There are a number of ways in which a spouse or partner may be abused by someone they care about, and they all fall under the general heading of domestic violence. This is a problem in Pennsylvania just as much as anywhere else, and partners or spouses who have been subjected to such treatment often wonder whether what they experienced was domestic violence if there was no physical injury involved.
Domestic abuse may be broadly grouped into six types. These forms of abuse share a common theme, which is the need to control a partner. Physical and sexual typically involve attacks and violence, and emotional abuse encompasses name-calling, blaming or shaming behaviors, intense and uncontrolled jealousy, and stalking.

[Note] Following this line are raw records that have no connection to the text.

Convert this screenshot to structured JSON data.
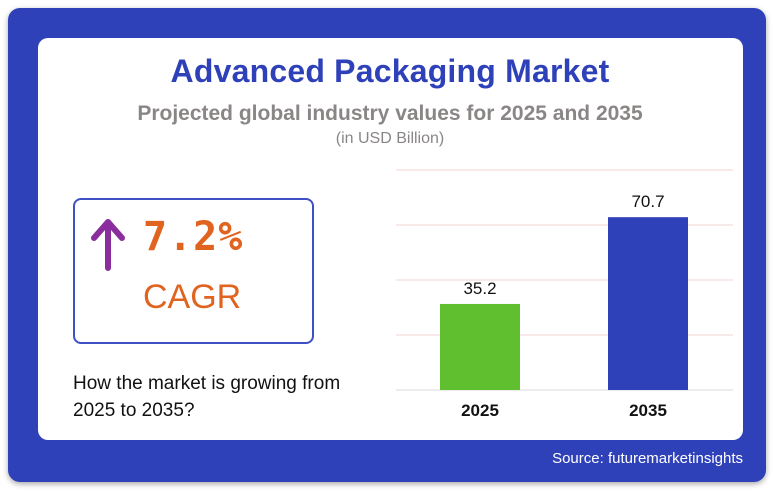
{
  "header": {
    "title": "Advanced Packaging Market",
    "subtitle": "Projected global industry values for 2025 and 2035",
    "unit": "(in USD Billion)"
  },
  "cagr": {
    "value": "7.2%",
    "label": "CAGR",
    "caption": "How the market is growing from 2025 to 2035?",
    "icon": "arrow-up-icon",
    "color": "#e0641f",
    "arrow_color": "#8a2e9e"
  },
  "footer": {
    "source": "Source: futuremarketinsights"
  },
  "colors": {
    "frame": "#2f41b9",
    "title": "#2f41b9",
    "bar_2025": "#5fbf2f",
    "bar_2035": "#2f41b9",
    "grid": "#f3d3d3"
  },
  "chart_data": {
    "type": "bar",
    "categories": [
      "2025",
      "2035"
    ],
    "values": [
      35.2,
      70.7
    ],
    "data_labels": [
      "35.2",
      "70.7"
    ],
    "colors": [
      "#5fbf2f",
      "#2f41b9"
    ],
    "ylim": [
      0,
      90
    ],
    "grid": true,
    "gridlines": [
      0,
      22.5,
      45,
      67.5,
      90
    ],
    "title": "",
    "xlabel": "",
    "ylabel": ""
  }
}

Additionally, financial and technological abuse, where an abuser attempts to control the victim by limiting or monitoring one's interactions with money or social media, are becoming more prevalent among all age groups and genders. Abuse using a victim's immigration status may include refusing to allow the partner to learn English, issuing threats of violence or deportation against the partner or the partner's family, and withholding or destroying the partner's passport or immigration documents. All of these are forms of domestic violence.
An attorney beginning a divorce action where domestic abuse is a factor may start by requesting an order for protection from the court while the other details of the divorce are resolved. This may be temporary or permanent and could influence the court's decisions on child custody and support, visitation and other matters. The attorney may also involve law enforcement to ensure the safety of the client and any children involved if necessary.